Getting ready for hurricane season, and while we’re still in a pandemic, this year’s season could look different when it comes to getting help.
Food banks say they learned a lot from past hurricanes, and that’s to be overprepared.
If the pandemic has taught the Harry Chapin Food Bank anything, it’s to be flexible, take food to where the need is great, and work with partners like St.

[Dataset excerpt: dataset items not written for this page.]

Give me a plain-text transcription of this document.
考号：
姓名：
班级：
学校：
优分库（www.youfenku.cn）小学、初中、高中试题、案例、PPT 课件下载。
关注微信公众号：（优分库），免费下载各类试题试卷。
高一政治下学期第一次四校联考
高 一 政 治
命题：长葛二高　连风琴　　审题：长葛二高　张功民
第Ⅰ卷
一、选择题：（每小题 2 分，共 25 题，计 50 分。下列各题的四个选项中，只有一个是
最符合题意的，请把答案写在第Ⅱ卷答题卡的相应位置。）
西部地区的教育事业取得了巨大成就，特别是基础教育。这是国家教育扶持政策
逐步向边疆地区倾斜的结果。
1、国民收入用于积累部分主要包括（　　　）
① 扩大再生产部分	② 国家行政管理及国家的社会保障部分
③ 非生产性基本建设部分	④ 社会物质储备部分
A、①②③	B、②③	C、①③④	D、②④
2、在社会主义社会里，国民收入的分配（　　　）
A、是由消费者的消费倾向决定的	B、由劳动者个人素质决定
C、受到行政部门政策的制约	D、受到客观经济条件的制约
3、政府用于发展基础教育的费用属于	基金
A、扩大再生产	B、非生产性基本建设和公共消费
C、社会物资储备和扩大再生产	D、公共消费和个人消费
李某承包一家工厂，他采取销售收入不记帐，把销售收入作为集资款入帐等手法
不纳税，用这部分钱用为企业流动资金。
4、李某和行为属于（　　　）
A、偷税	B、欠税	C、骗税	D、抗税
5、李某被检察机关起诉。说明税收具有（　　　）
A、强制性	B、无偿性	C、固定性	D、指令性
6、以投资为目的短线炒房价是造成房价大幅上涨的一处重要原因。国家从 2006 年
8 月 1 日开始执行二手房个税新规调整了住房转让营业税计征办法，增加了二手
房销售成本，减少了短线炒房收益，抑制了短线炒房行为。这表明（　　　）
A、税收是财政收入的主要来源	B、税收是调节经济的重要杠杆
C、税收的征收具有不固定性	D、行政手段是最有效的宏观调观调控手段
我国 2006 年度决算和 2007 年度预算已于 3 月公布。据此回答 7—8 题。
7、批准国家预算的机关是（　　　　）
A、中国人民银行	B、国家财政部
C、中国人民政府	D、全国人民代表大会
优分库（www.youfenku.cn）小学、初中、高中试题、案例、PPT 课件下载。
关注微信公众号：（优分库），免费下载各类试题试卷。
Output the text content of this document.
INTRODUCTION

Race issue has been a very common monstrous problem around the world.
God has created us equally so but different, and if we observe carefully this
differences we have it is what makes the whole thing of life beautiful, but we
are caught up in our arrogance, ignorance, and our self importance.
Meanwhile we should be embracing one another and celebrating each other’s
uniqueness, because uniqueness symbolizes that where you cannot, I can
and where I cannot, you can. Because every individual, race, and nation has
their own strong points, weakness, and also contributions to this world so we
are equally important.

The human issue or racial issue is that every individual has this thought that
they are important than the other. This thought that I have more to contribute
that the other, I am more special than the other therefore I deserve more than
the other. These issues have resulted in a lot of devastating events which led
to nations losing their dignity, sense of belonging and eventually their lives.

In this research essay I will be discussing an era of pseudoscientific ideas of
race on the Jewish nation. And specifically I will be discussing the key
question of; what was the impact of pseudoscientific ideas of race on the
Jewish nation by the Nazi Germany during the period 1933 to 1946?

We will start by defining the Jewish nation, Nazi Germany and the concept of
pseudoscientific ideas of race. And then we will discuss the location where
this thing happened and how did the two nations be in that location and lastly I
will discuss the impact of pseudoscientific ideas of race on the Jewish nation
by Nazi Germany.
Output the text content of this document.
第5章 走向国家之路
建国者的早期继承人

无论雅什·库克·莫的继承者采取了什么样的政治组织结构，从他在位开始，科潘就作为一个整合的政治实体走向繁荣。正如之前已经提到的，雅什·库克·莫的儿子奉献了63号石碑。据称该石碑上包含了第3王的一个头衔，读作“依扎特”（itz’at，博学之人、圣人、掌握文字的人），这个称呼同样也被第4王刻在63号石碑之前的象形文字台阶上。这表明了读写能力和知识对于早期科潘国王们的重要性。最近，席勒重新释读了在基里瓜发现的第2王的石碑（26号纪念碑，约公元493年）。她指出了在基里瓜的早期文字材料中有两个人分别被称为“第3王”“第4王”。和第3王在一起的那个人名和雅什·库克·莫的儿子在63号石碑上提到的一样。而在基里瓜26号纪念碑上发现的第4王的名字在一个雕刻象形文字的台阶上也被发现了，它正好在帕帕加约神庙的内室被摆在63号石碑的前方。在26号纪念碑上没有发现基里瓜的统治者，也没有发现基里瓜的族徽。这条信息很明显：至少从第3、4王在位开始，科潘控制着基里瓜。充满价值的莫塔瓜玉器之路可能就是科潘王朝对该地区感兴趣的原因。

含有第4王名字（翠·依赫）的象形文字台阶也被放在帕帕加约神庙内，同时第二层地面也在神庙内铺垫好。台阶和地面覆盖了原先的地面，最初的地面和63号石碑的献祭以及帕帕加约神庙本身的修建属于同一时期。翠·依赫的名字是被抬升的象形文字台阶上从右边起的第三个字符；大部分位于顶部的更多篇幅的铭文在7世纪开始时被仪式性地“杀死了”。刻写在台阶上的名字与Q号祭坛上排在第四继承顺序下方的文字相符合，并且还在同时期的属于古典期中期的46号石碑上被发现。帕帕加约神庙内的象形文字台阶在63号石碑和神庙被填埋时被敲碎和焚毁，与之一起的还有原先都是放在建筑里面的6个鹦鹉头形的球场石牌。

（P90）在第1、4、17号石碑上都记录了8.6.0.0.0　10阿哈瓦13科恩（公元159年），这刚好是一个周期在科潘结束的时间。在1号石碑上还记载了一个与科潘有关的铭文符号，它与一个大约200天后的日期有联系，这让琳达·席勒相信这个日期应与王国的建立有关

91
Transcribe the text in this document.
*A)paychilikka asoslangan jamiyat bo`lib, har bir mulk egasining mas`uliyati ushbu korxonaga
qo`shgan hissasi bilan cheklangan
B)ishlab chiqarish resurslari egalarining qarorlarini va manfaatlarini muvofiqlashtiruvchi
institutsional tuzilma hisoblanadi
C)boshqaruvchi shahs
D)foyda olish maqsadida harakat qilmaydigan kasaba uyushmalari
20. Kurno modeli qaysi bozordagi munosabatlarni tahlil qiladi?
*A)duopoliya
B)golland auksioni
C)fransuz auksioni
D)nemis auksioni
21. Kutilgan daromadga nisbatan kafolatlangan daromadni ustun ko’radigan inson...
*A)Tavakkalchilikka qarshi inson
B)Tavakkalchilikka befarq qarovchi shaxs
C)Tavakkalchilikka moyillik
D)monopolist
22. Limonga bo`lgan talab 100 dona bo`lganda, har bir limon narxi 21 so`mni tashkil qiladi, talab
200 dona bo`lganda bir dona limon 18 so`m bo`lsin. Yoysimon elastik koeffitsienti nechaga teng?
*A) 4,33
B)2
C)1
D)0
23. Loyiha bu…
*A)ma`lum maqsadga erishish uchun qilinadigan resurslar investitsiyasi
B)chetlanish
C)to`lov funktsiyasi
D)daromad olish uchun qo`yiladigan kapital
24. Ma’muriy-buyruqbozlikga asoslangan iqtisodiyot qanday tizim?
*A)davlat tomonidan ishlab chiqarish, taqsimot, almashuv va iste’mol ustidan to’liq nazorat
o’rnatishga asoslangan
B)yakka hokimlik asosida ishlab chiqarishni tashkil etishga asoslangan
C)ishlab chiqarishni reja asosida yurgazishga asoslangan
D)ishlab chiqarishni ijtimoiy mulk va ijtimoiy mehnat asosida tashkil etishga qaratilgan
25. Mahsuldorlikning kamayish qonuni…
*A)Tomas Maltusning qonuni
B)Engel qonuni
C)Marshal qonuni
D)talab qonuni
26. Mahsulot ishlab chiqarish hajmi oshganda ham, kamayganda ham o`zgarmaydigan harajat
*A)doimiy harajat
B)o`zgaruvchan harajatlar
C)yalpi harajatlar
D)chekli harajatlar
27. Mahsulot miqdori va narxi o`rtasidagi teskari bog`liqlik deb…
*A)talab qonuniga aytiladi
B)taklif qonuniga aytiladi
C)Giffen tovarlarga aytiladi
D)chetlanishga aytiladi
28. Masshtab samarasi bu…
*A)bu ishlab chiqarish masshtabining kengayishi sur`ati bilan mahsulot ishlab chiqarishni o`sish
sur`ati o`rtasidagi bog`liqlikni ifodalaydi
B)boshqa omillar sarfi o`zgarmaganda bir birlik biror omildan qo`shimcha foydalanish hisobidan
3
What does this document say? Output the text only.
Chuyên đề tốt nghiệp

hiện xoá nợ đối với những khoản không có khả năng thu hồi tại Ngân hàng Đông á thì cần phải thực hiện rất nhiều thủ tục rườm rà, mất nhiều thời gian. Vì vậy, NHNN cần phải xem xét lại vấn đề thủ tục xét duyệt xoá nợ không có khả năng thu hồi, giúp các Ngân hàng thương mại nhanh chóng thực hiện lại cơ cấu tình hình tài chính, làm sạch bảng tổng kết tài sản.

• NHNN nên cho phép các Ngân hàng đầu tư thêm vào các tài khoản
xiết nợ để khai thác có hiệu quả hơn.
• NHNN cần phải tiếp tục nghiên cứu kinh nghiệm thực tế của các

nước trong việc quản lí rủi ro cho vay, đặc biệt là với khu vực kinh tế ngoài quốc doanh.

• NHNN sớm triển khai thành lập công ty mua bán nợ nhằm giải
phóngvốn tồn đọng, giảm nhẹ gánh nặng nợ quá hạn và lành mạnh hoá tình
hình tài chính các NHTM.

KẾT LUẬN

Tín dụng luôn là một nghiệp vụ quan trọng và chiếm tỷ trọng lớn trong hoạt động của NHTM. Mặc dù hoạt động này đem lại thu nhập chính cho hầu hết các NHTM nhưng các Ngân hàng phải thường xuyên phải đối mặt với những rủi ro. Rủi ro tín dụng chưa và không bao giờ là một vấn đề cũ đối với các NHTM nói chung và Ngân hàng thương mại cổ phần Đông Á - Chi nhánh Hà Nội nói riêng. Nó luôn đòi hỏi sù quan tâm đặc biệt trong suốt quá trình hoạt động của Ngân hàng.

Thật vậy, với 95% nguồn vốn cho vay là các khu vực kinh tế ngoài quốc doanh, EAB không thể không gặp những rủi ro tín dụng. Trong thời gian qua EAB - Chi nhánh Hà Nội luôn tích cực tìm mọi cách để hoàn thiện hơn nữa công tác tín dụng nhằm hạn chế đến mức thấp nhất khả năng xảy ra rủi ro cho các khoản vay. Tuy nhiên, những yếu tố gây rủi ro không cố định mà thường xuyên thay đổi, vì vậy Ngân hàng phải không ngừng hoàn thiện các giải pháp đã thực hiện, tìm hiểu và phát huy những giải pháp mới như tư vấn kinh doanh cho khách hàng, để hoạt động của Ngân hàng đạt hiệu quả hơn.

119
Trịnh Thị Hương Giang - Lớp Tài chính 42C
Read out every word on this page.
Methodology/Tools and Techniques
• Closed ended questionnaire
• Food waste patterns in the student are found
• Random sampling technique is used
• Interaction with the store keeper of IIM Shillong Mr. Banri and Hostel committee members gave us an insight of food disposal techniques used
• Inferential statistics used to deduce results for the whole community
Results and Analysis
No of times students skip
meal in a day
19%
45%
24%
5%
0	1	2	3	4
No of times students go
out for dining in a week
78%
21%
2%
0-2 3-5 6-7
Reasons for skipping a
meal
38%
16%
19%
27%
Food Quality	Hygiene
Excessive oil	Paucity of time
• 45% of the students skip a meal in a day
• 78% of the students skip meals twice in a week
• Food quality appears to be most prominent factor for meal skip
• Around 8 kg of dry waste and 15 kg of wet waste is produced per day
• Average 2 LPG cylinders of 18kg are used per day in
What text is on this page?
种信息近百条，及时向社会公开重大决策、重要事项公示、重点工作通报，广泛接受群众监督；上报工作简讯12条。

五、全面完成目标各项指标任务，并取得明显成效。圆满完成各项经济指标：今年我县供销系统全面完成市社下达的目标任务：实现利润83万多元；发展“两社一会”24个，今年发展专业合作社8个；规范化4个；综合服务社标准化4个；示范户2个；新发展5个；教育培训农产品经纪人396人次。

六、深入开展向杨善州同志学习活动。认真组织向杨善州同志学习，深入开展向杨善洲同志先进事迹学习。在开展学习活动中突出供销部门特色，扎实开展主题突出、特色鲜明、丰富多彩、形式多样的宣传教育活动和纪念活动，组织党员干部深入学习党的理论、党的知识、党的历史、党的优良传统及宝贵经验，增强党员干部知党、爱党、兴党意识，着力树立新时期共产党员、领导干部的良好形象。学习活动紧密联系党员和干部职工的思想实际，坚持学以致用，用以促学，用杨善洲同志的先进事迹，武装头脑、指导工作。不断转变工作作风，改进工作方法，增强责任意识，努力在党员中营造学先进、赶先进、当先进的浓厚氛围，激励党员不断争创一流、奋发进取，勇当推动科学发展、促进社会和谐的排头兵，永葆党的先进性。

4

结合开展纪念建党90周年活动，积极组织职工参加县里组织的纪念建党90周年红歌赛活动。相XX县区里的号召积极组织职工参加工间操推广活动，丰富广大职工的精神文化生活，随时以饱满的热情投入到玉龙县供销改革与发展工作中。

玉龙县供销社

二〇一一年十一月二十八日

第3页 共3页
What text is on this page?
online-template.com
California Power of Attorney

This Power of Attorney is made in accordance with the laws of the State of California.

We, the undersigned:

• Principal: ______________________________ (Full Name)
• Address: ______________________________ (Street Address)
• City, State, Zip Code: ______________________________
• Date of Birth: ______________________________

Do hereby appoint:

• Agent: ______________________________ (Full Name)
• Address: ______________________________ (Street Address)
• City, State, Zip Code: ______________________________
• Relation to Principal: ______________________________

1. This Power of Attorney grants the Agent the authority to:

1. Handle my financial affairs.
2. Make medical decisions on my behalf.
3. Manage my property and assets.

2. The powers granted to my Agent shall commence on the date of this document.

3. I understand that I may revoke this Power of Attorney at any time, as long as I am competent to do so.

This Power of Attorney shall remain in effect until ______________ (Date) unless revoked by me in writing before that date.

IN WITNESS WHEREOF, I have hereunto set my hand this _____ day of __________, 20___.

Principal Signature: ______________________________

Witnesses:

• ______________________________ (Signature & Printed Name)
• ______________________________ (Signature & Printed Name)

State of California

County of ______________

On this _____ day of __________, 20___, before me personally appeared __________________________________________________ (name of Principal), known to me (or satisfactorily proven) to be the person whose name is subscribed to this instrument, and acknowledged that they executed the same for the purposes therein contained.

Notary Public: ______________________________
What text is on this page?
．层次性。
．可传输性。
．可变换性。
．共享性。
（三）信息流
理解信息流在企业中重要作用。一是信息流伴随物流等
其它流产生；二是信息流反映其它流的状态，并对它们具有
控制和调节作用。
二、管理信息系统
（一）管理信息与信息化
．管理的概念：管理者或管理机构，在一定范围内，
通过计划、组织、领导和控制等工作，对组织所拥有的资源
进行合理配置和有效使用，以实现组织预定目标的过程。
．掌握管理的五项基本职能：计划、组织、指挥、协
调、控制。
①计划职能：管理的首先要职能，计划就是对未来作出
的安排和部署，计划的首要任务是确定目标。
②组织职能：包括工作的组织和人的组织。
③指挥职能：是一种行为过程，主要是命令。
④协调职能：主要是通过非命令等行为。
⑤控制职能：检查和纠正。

Matthew’s House to reach even more people.
You can bet if a hurricane comes through Southwest Florida, that will be the plan again.
Beckie Tokarski’s family suffered through hurricanes Charley and Irma.
“We had lost electricity and I had to throw all my food away,” the Port Charlotte resident said.
The Harry Chapin Food Bank was there to help.
“I stood in line. Sometimes I was there an hour to get food.”
Now, Harry Chapin and partner agency St. Matthew’s House are gearing up for the 2021 hurricane season.
“When a storm hits, it’s going to impact people who didn’t need help before,” said Barbara Evans, chief development officer at the Harry Chapin Food Bank.
“We are better prepared today because of what we’ve gone through with COVID,” said Steve Brooder, chief operating officer of St. Matthew’s House.
Food banks say the pandemic hasn’t changed how they prepare for storms but how they get food to people in need.
“Perhaps more drive-thru distributions and maybe that’s not possible because people don’t have gasoline,” Evans said.
“It’s not from one location where we don’t have people come to us. We’re actually taking the food and supplies to many locations,” Brooder said.
Today, Tokarski is still thankful for the help she and her family received in 2004 and 2017.
“It’s just been phenomenal. They get my family fed.”
She gives thanks to the food bank by volunteering.